Il est difficile de faire le bilan politique de tout un continent. Contrairement aux idées reçues, l’Afrique n’est pas une ; elle est multiforme et les forces et les contradictions sociopolitiques qui l’animent aux quatre points cardinaux ne sont pas identiques ni toujours liées.
Cependant, on peut relever quelques récurrences et certaines logiques qui dessinent les grands traits du visage continental de cette année 2012. Personnellement, j’en distingue deux sur le plan politique et au niveau économique.
D’entrée de jeu, l’on constate que presque partout les régimes politiques se sont installés et se sont légitimés à travers des processus électoraux plus ou moins crédibles.
La légitimité des pouvoirs africains du Cap au Caire et de Zanzibar à Gorée se veut issue d’une volonté populaire exprimée en toute liberté. Le droit d’expression populaire est un acquis qu’il faut apprécier et surtout défendre pour qu’il ne devienne un phénomène évanescent. Mieux, il est important que le droit de vote s’accompagne d’une garantie ferme et durable de l’exercice de ce droit dans la transparence, le droit et la vérité. Il est inutile d’hériter de dirigeants venus au pouvoir parce qu’ils ont triché ou parce qu’ils ont terrorisé les électeurs potentiels. La légitimité d’un élu réside aussi dans le taux de participation des citoyens en âge d’exercer le droit de vote. Les formes de sanctions populaires infligées aux politiciens peuvent être subtiles tout en étant dépourvues d’équivoque ; on ne peut prétendre diriger un pays dont les trois quarts des votants ont boycotté les urnes, par exemple. Il faut avoir le courage et l’honnêteté de reprendre le scrutin car il s’agit d’un d’une manifestation de rejet du candidat ou du processus électoral de façon claire et nette.
Sur le plan économique, les états africains se sont distingués en deux groupes : des pays ayant une vision et une planification du développement systématisées et d’autres, en apparence tout au moins, se caractérisant par un manque de vision et par une gouvernance qui rappelle davantage le jeu de colin-maillard plus qu’un travail d’adultes. Le premier groupe vise à s’intégrer dans l’économie mondiale comme un partenaire digne de ce nom. Pour ce faire, les pays en faisant partie investissent dans la qualité des services et des produits qu’ils apportent sur le marché tant interne qu’international. Ils élaborent des stratégies de conquête de marchés sur le long terme et envisagent des associations et des partenariats entre pays émergents afin de pouvoir tenir la dragée haute aux puissances actuelles et à celles montantes.
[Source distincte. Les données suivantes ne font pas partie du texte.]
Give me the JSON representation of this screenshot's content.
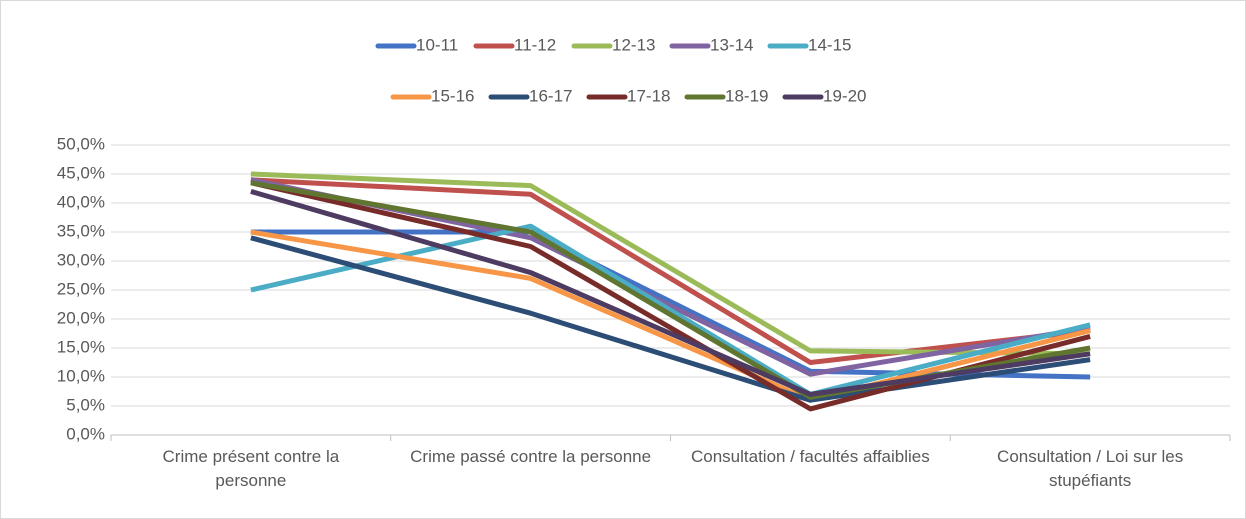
{
  "chart_data": {
    "type": "line",
    "categories": [
      "Crime présent contre la personne",
      "Crime passé contre la personne",
      "Consultation / facultés affaiblies",
      "Consultation / Loi sur les stupéfiants"
    ],
    "series": [
      {
        "name": "10-11",
        "color": "#4472c4",
        "values": [
          35,
          35,
          11,
          10
        ]
      },
      {
        "name": "11-12",
        "color": "#c0504d",
        "values": [
          44,
          41.5,
          12.5,
          18
        ]
      },
      {
        "name": "12-13",
        "color": "#9bbb59",
        "values": [
          45,
          43,
          14.5,
          14
        ]
      },
      {
        "name": "13-14",
        "color": "#8064a2",
        "values": [
          44,
          34,
          10.5,
          18.5
        ]
      },
      {
        "name": "14-15",
        "color": "#4bacc6",
        "values": [
          25,
          36,
          7,
          19
        ]
      },
      {
        "name": "15-16",
        "color": "#f79646",
        "values": [
          35,
          27,
          6,
          18
        ]
      },
      {
        "name": "16-17",
        "color": "#2c4d75",
        "values": [
          34,
          21,
          6,
          13
        ]
      },
      {
        "name": "17-18",
        "color": "#772c2a",
        "values": [
          43.5,
          32.5,
          4.5,
          17
        ]
      },
      {
        "name": "18-19",
        "color": "#5f7530",
        "values": [
          43.5,
          35,
          6.5,
          15
        ]
      },
      {
        "name": "19-20",
        "color": "#4d3b62",
        "values": [
          42,
          28,
          7,
          14
        ]
      }
    ],
    "ylim": [
      0,
      50
    ],
    "yticks": [
      {
        "value": 0,
        "label": "0,0%"
      },
      {
        "value": 5,
        "label": "5,0%"
      },
      {
        "value": 10,
        "label": "10,0%"
      },
      {
        "value": 15,
        "label": "15,0%"
      },
      {
        "value": 20,
        "label": "20,0%"
      },
      {
        "value": 25,
        "label": "25,0%"
      },
      {
        "value": 30,
        "label": "30,0%"
      },
      {
        "value": 35,
        "label": "35,0%"
      },
      {
        "value": 40,
        "label": "40,0%"
      },
      {
        "value": 45,
        "label": "45,0%"
      },
      {
        "value": 50,
        "label": "50,0%"
      }
    ],
    "grid": true,
    "legend": "top"
  }
}
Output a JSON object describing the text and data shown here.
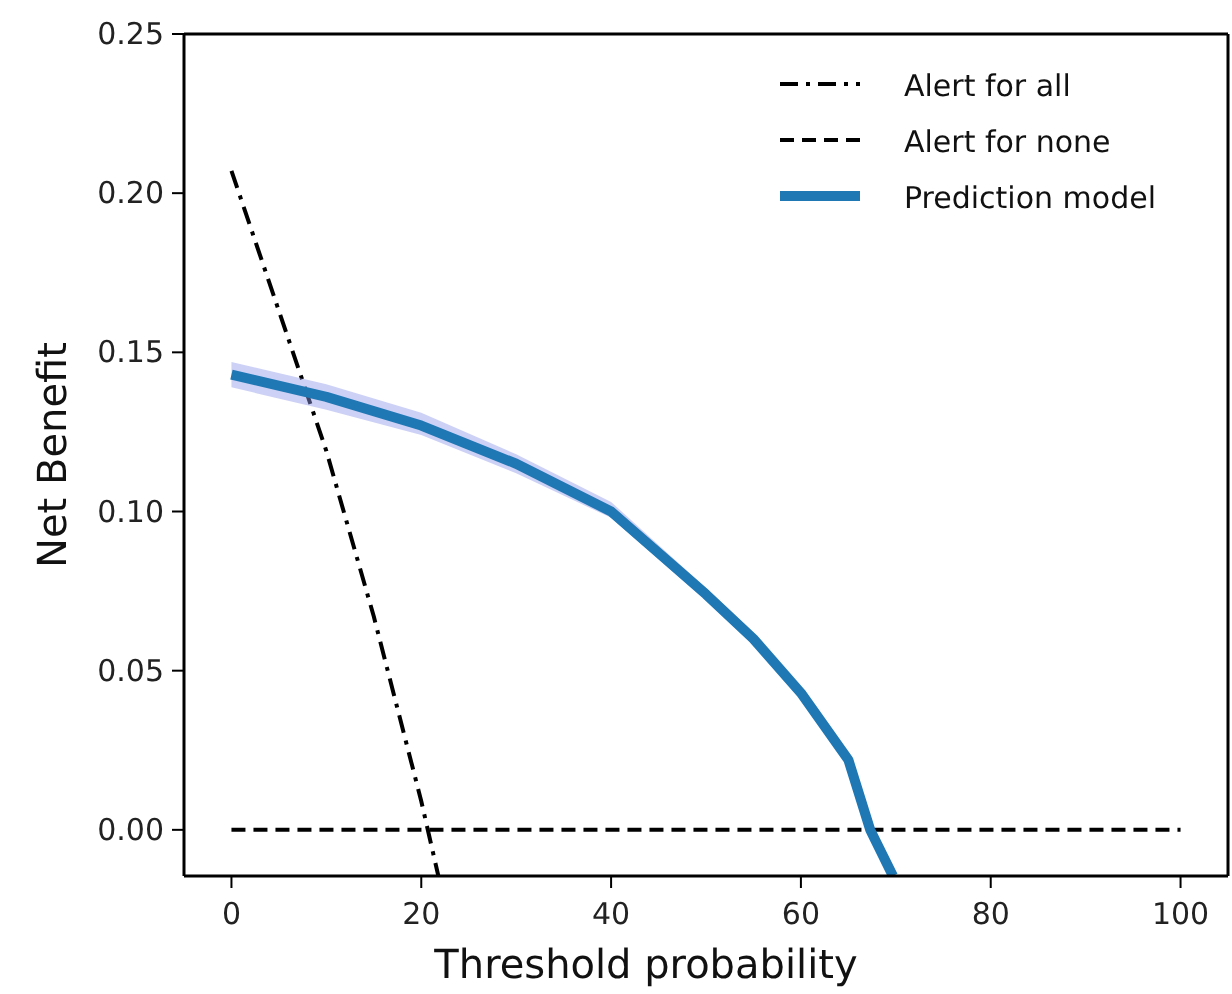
{
  "chart_data": {
    "type": "line",
    "xlabel": "Threshold probability",
    "ylabel": "Net Benefit",
    "xlim": [
      -5,
      105
    ],
    "ylim": [
      -0.0145,
      0.25
    ],
    "xticks": [
      0,
      20,
      40,
      60,
      80,
      100
    ],
    "yticks": [
      {
        "value": 0,
        "label": "0.00"
      },
      {
        "value": 0.05,
        "label": "0.05"
      },
      {
        "value": 0.1,
        "label": "0.10"
      },
      {
        "value": 0.15,
        "label": "0.15"
      },
      {
        "value": 0.2,
        "label": "0.20"
      },
      {
        "value": 0.25,
        "label": "0.25"
      }
    ],
    "grid": false,
    "legend": "top right",
    "marker": "none",
    "series": [
      {
        "name": "Alert for all",
        "color": "#000000",
        "line_style": "dashdot",
        "x": [
          0,
          10,
          15,
          20,
          21.8
        ],
        "values": [
          0.207,
          0.119,
          0.067,
          0.009,
          -0.0145
        ]
      },
      {
        "name": "Alert for none",
        "color": "#000000",
        "line_style": "dashed",
        "x": [
          0,
          100
        ],
        "values": [
          0,
          0
        ]
      },
      {
        "name": "Prediction model",
        "color": "#1f77b4",
        "line_style": "solid",
        "x": [
          0,
          10,
          20,
          30,
          40,
          50,
          55,
          60,
          65,
          67.3,
          69.7
        ],
        "values": [
          0.143,
          0.136,
          0.127,
          0.115,
          0.1,
          0.074,
          0.06,
          0.043,
          0.022,
          0,
          -0.0145
        ],
        "lower": [
          0.139,
          0.132,
          0.124,
          0.112,
          0.098,
          0.072,
          0.058,
          0.041,
          0.02,
          -0.002,
          -0.0145
        ],
        "upper": [
          0.147,
          0.14,
          0.131,
          0.118,
          0.103,
          0.076,
          0.062,
          0.045,
          0.024,
          0.002,
          -0.0145
        ]
      }
    ]
  }
}
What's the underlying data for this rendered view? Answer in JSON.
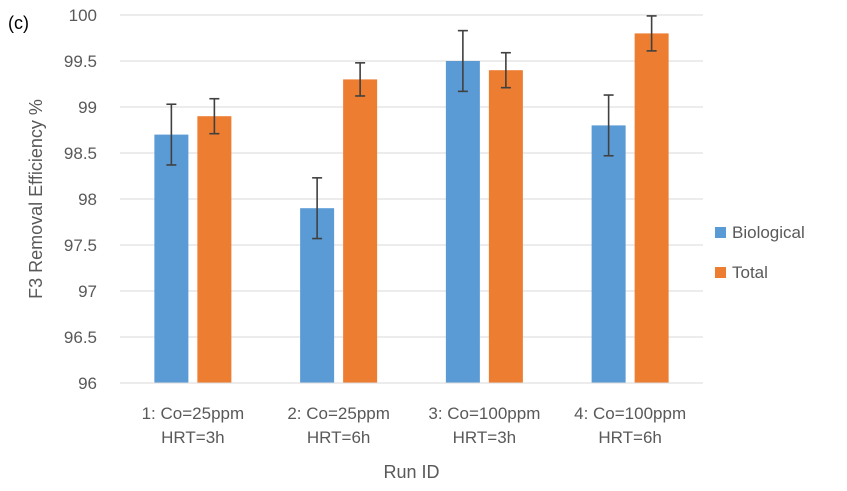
{
  "panel_label": "(c)",
  "chart_data": {
    "type": "bar",
    "title": "",
    "xlabel": "Run ID",
    "ylabel": "F3 Removal Efficiency %",
    "ylim": [
      96,
      100
    ],
    "yticks": [
      "96",
      "96.5",
      "97",
      "97.5",
      "98",
      "98.5",
      "99",
      "99.5",
      "100"
    ],
    "grid": true,
    "legend_position": "right",
    "categories": [
      [
        "1: Co=25ppm",
        "HRT=3h"
      ],
      [
        "2: Co=25ppm",
        "HRT=6h"
      ],
      [
        "3: Co=100ppm",
        "HRT=3h"
      ],
      [
        "4: Co=100ppm",
        "HRT=6h"
      ]
    ],
    "series": [
      {
        "name": "Biological",
        "color": "#5B9BD5",
        "values": [
          98.7,
          97.9,
          99.5,
          98.8
        ],
        "error": [
          0.33,
          0.33,
          0.33,
          0.33
        ]
      },
      {
        "name": "Total",
        "color": "#ED7D31",
        "values": [
          98.9,
          99.3,
          99.4,
          99.8
        ],
        "error": [
          0.19,
          0.18,
          0.19,
          0.19
        ]
      }
    ]
  }
}
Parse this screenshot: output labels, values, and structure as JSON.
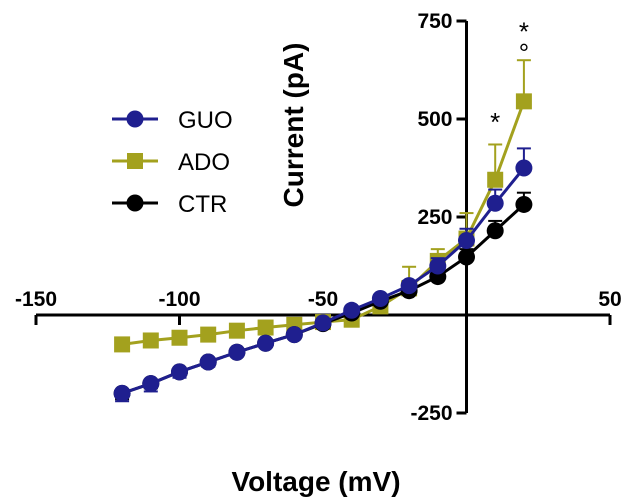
{
  "chart_data": {
    "type": "line",
    "xlabel": "Voltage (mV)",
    "ylabel": "Current (pA)",
    "xlim": [
      -150,
      50
    ],
    "ylim": [
      -250,
      750
    ],
    "x_ticks": [
      -150,
      -100,
      -50,
      50
    ],
    "y_ticks": [
      -250,
      250,
      500,
      750
    ],
    "legend_position": "left, below top",
    "grid": false,
    "x": [
      -120,
      -110,
      -100,
      -90,
      -80,
      -70,
      -60,
      -50,
      -40,
      -30,
      -20,
      -10,
      0,
      10,
      20
    ],
    "series": [
      {
        "name": "GUO",
        "color": "#1f1f8f",
        "marker": "circle",
        "values": [
          -200,
          -175,
          -145,
          -120,
          -95,
          -72,
          -50,
          -20,
          12,
          42,
          75,
          125,
          190,
          285,
          375
        ],
        "errors": [
          20,
          20,
          15,
          12,
          10,
          10,
          10,
          10,
          10,
          10,
          12,
          20,
          30,
          35,
          50
        ]
      },
      {
        "name": "ADO",
        "color": "#a3a11e",
        "marker": "square",
        "values": [
          -75,
          -65,
          -58,
          -50,
          -40,
          -32,
          -25,
          -18,
          -12,
          22,
          68,
          138,
          195,
          345,
          545
        ],
        "errors": [
          10,
          8,
          8,
          6,
          6,
          6,
          6,
          6,
          8,
          12,
          55,
          30,
          65,
          90,
          105
        ]
      },
      {
        "name": "CTR",
        "color": "#000000",
        "marker": "circle",
        "values": [
          -200,
          -175,
          -145,
          -120,
          -95,
          -72,
          -50,
          -22,
          5,
          35,
          62,
          98,
          148,
          215,
          282
        ],
        "errors": [
          15,
          12,
          10,
          10,
          8,
          8,
          8,
          8,
          8,
          8,
          10,
          15,
          20,
          25,
          30
        ]
      }
    ],
    "annotations": [
      {
        "text": "*",
        "x": 10,
        "y": 470
      },
      {
        "text": "*",
        "x": 20,
        "y": 700
      },
      {
        "text": "°",
        "x": 20,
        "y": 645
      }
    ]
  }
}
En revanche, le second groupe est toujours dans la logique du système d’exploitation esclavagiste, colonial et néocolonial. Il s’agit pour les dirigeants de ces pays de brader les richesses nationales aux intérêts de multinationales et d’états en quête de rapines et d’influence impérialiste. Ces pays vendent tout, pourvu que cela profite directement à la classe dirigeante. Ces pays ont un système mafieux complexe en ce sens que leur logique de gouvernance diffère profondément de l’approche classique d’une gestion saine et systématisée d’un pouvoir.
Créer des pénuries pour enrichir illicitement les spéculateurs est monnaie courante ; appauvrir la population pour la rendre plus malléable est le chemin à suivre ; persécuter toute forme d’opposition pour se conforter dans un unanimisme terrifiant et hypocrite en est la préoccupation majeure. Comme il faut endormir et séduire la vox populi, on saupoudre ici du social, on injecte là bas du ludique et c’est l’autosatisfaction totale!
S’il fallait emprunter une métaphore à l’œnologie, je dirais que l’année 2012 ne fut pas une bonne cuvée malgré quelques cépages remarquables.